Der ÖSV dagegen argumentiert mit dem Solidarprinzip. Die Sportler werden erst gefördert; wenn sie später erfolgreich sind, zahlen sie per Werbewert zurück. Dies wird auch von Stars wie Anna Fenninger nicht infrage gestellt, obwohl deren Werbewert für den Verband die Investitionen schnell überschritten hatte. Doch sieht sie Grenzen, die außerhalb Österreichs auch gelten.

Unterschiede zwischen DSV und ÖSV bei der Vermarktung

Die Werbeflächen auf der Wettkampfkleidung sind auch beim DSV zentral vermarktet, so generieren die Dachorganisationen das nötige Geld für ihre Förderstrukturen. Für diese Partner müssen die Sportler PR-Termine wahrnehmen, im DSV aber weniger als im ÖSV, zudem werden Aufwandsentschädigungen bezahlt. Alle weiteren Flächen (Kopf, Skisprung-Ski, Gewehr . . .) gibt der DSV bis auf Widerruf und wenige Ausnahmen frei. In Österreich müssen auch solche Verträge über den Verband abgeschlossen werden, zudem erhält der ÖSV zehn Prozent der Einnahmen. Der DSV verzichtet auf diesen Anteil und überlässt alle individuellen Abschlüsse nach einer obligatorischen Prüfung des Partners den Athleten oder deren Management.
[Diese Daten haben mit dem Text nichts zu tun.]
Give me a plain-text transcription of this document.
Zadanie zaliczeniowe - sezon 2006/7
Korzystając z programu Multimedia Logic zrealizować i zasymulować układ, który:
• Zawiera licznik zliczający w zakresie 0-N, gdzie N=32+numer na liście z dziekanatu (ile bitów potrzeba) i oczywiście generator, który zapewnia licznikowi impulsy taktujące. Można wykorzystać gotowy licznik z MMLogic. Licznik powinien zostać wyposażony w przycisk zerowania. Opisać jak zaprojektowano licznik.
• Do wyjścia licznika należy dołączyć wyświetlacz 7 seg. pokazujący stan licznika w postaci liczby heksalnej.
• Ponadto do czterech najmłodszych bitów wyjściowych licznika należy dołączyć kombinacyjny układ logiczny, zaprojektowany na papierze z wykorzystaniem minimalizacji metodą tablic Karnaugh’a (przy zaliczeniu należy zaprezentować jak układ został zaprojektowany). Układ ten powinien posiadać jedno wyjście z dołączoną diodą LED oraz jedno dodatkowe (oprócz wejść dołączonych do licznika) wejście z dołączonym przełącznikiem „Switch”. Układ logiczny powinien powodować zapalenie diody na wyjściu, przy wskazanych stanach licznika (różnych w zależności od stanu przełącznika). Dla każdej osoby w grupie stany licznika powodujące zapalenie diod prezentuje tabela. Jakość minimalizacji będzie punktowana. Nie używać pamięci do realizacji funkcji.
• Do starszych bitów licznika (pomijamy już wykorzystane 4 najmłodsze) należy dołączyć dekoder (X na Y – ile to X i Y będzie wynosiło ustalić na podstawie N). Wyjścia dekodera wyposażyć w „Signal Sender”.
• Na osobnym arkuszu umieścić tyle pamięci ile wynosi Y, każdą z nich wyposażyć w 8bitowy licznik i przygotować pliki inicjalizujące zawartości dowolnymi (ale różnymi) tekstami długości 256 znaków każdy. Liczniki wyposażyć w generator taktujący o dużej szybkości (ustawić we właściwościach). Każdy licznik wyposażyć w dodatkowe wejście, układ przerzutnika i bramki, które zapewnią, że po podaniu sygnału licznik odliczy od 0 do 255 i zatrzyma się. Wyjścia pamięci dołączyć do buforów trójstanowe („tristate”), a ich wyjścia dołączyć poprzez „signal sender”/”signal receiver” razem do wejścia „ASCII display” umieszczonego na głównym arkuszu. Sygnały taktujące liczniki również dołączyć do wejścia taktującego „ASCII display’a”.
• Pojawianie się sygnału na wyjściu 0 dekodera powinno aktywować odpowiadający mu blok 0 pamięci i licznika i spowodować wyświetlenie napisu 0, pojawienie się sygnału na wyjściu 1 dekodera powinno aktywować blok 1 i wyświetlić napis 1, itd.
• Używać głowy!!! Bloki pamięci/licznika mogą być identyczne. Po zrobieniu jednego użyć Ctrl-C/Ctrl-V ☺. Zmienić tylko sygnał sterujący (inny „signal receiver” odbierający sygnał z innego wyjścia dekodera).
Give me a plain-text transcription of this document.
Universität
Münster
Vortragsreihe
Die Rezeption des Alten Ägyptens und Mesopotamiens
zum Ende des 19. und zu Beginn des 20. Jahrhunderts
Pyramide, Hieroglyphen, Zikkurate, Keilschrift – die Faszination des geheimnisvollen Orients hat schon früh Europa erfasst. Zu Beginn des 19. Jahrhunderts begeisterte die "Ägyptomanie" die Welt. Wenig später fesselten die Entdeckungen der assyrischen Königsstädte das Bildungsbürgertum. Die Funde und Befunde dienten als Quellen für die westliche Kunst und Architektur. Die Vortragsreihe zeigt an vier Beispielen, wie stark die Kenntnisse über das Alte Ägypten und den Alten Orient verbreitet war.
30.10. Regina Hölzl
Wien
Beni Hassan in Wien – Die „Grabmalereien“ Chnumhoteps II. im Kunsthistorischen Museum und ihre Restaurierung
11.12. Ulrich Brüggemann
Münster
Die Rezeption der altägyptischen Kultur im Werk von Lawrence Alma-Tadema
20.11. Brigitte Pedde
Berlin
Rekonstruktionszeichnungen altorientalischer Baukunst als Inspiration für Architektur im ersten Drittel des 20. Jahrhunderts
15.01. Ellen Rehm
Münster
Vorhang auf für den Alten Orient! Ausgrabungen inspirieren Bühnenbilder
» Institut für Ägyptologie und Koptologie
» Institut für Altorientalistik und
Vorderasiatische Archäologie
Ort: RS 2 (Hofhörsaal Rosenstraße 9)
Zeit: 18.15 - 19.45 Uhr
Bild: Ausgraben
Die verbandsnahe Agentur „triceps“ unterstützt auf Wunsch die Sportler, Stefan Schwarzbach, Geschäftsführer der DSV Marketing GmbH, betont jedoch: „Die Athleten können auf die Netzwerke des Verbands zurückgreifen, ‚triceps‘ arbeitet aber völlig unabhängig.“

Weltcup-Athleten aus dem zweiten oder dritten Glied fahren in Österreich derweil gut mit der weitgehend vom Verband organisierten Vermarktung. Die Topleute, die samt Preisgeldern im Jahr bis zu eine Million Euro verdienen können, haben teils jedoch Schwierigkeiten, ihr Potenzial auszuschöpfen. Doch Schröcksnadel, der seit 1990 amtierende ÖSV-Präsident, sagt: „Wir wollen nicht, dass unser System unterlaufen wird.“

Der allmächtige Verbandsboss spielt damit auf die bislang höchste Eskalationsstufe im Streit Fenninger/ÖSV an: eine Kampagne für die vom Autobauer Mercedes unterstützte Laureus-Stiftung. In einer Anzeige waren die Skirennläuferin und ein Fahrzeug mit dem Stern zu sehen. Da aber Audi Toppartner des ÖSV ist und (wie beim DSV) Branchenexklusivität genießt, wetterte Schröcksnadel: „Die Anna ist leider irregeführt.“ Der Tiroler drohte mit Konsequenzen, über einen Nationenwechsel und ein Karriereende wurde spekuliert, ehe zwischen Präsident und Sportlerin ein Burgfrieden geschlossen wurde – der unterschiedlich ausgelegt wird. Die einen stellen die Einigung vor allem als Entmachtung Kärchers dar. „Manager wird er nicht bleiben, vielleicht Berater“, sagt Schröcksnadel. Kärcher kontert, genau dies sei er seit Jahren. Die Zusammenarbeit bleibe bestehen, lediglich die Kommunikation mit dem Verband werde neu geregelt. „Die Anna“, verkündete Schröcksnadel, „akzeptiert alle Regeln.“ Anwalt Wekwerth ergänzt: „Sofern sie rechtens sind.“

Es wird also weiter diskutiert werden über das System Schröcksnadel, das sich in fast 25 Jahren etabliert hat. Kenner der Szene beschreiben das Wirken des 73-Jährigen wie folgt: Der Präsident schließt Verträge mit den Verbandssponsoren und entscheidet dann, welcher Rennläufer mit welchem Partner zu welchen Konditionen eine individuelle Vereinbarung bekommt. „Der ÖSV bestimmt, was ein Athlet verdient“, sagt einer. Und der Verband kann auf die Exklusivität für seine zahlreichen Partner (zu der auch mächtige Medienunternehmen wie die „Kronenzeitung“ gehören) pochen und so andere Abschlüsse blockieren. Fenninger sprach schon mehrfach von nicht eingelösten Versprechungen, Verhandlungen von Kärcher mit möglichen Partnern sollen behindert worden sein, das Vertrauen des Ski-Stars in die Verbandsspitze schmolz mehr und mehr. Zumal ihr Wunsch nach Verbesserungen im Leistungsumfeld angeblich an Bedingungen geknüpft worden ist.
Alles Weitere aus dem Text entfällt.